I’m working on a web-based tool at my day job in which I will be caching a lot of data. Well, not a lot of data in the Facebook sense of “a lot”, but a non-trivial amount nonetheless.
Currently, for the prototype, I’ve been using a Berkeley DB file with DB_File::Lock to lock it for writes. While this is fine for one or two users, to make sure that my AJAX-driven concurrent data requests don’t trample on each other, it won’t even remotely scale. If five people hit the page at once, four of them will have to wait, and at least one will have a really long wait.
My data requirements are actually pretty simple: I’m storing data about directories, using the directory paths as keys.
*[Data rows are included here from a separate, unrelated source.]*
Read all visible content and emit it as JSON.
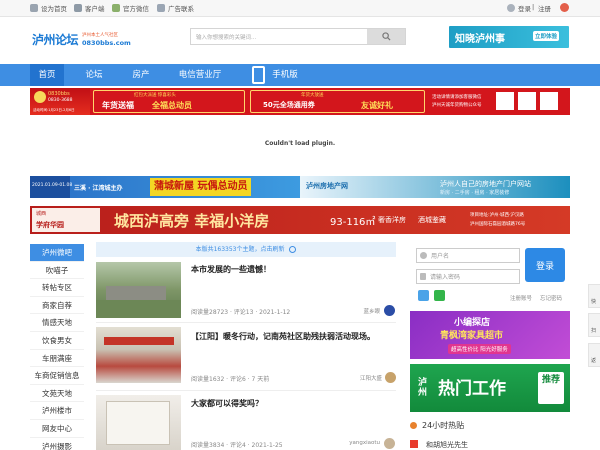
{
  "topbar": {
    "set_home": "设为首页",
    "client": "客户端",
    "wechat": "官方微信",
    "ad_contact": "广告联系",
    "login": "登录",
    "register": "注册",
    "separator": "|"
  },
  "header": {
    "logo_text": "泸州论坛",
    "logo_slogan": "泸州本土人气社区",
    "logo_url": "0830bbs.com",
    "search_placeholder": "输入你想搜索的关键词...",
    "ad_text": "知晓泸州事",
    "ad_button": "立即体验"
  },
  "nav": {
    "items": [
      "首页",
      "论坛",
      "房产",
      "电信营业厅",
      "手机版"
    ]
  },
  "banner1": {
    "left_tag": "0830bbs",
    "left_phone": "0830-3688",
    "left_date": "活动时间:1月23日-2月6日",
    "mid1_top": "红包大派送 惊喜彩头",
    "mid1_main": "年货送福",
    "mid1_main2": "全福总动员",
    "mid2_top": "年货大放送",
    "mid2_main": "50元全场通用券",
    "mid2_main2": "友诚好礼",
    "right_text": "活动详情请添加客服微信",
    "right_text2": "泸州天诚年货购物公众号",
    "colors": {
      "bg": "#d3161c",
      "gold": "#ffde59"
    }
  },
  "plugin_error": "Couldn't load plugin.",
  "banner2": {
    "left_date": "2021.01.09-01.08",
    "left_label": "三溪 · 江湾城主办",
    "main": "蒲城新屋 玩偶总动员",
    "logo": "泸州房地产网",
    "right_text": "泸州人自己的房地产门户网站",
    "right_sub": "新房 · 二手房 · 租房 · 家居装修"
  },
  "banner3": {
    "left_top": "城西",
    "left_brand": "学府华园",
    "main": "城西泸高旁 幸福小洋房",
    "area": "93-116㎡",
    "area_label": "奢香洋房",
    "tag": "酒城鉴藏",
    "address": "项目地址:泸州·城西·沪汉路",
    "phone": "泸州国际石磊园酒城路76号"
  },
  "sidebar": {
    "items": [
      "泸州微吧",
      "吹喵子",
      "转帖专区",
      "商家自荐",
      "情感天地",
      "饮食男女",
      "车朋满座",
      "车商促销信息",
      "文苑天地",
      "泸州楼市",
      "网友中心",
      "泸州摄影"
    ]
  },
  "notice": {
    "text": "本版共163353个主题，点击刷新"
  },
  "posts": [
    {
      "title": "本市发展的一些遗憾！",
      "meta": "阅读量28723 · 评论13 · 2021-1-12",
      "author": "蓝乡眼"
    },
    {
      "title": "【江阳】暖冬行动，记南苑社区助残扶弱活动现场。",
      "meta": "阅读量1632 · 评论6 · 7 天前",
      "author": "江阳大盛"
    },
    {
      "title": "大家都可以得奖吗？",
      "meta": "阅读量3834 · 评论4 · 2021-1-25",
      "author": "yangxiaotu"
    }
  ],
  "login": {
    "user_placeholder": "用户名",
    "pass_placeholder": "请输入密码",
    "button": "登录",
    "register": "注册账号",
    "forgot": "忘记密码"
  },
  "ad_right1": {
    "title": "小编探店",
    "sub": "青枫湾家具超市",
    "tag": "超高性价比 阳光好服务"
  },
  "ad_right2": {
    "city": "泸州",
    "main": "热门工作",
    "badge": "推荐"
  },
  "hot": {
    "title": "24小时热贴",
    "first": "和胡旭光先生"
  },
  "float_tools": [
    "快",
    "扫",
    "返"
  ]
}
The values I’m storing are large-ish hashes of data frozen with the
Storable module. For example, for a given top-level directory
/A, with a few dozen directories simply numbered from
01 on up, I will end up with a collection of keys in the
DB_File similar to:
/A (meta-data, including the list of sub-dirs) /A.tags (some cross-reference tag data) /A/01 (dir-specific data) /A/02 /A/03 ...
So, what should I use for this? The Perl process that creates and accesses the data will be running from an Apache/mod_perl environment, so file-permissions will have to work within that constraint. I haven’t looked at many of the cache-related modules on CPAN yet, but I have looked at MongoDB (and at the Perl driver MongoDB). But I feel like it is almost certainly overkill for this application, and I’m not sure how it handles binary data like what I am storing (I’m sure that it does handle it, I’m just not sure how).
Thoughts and/or suggestions?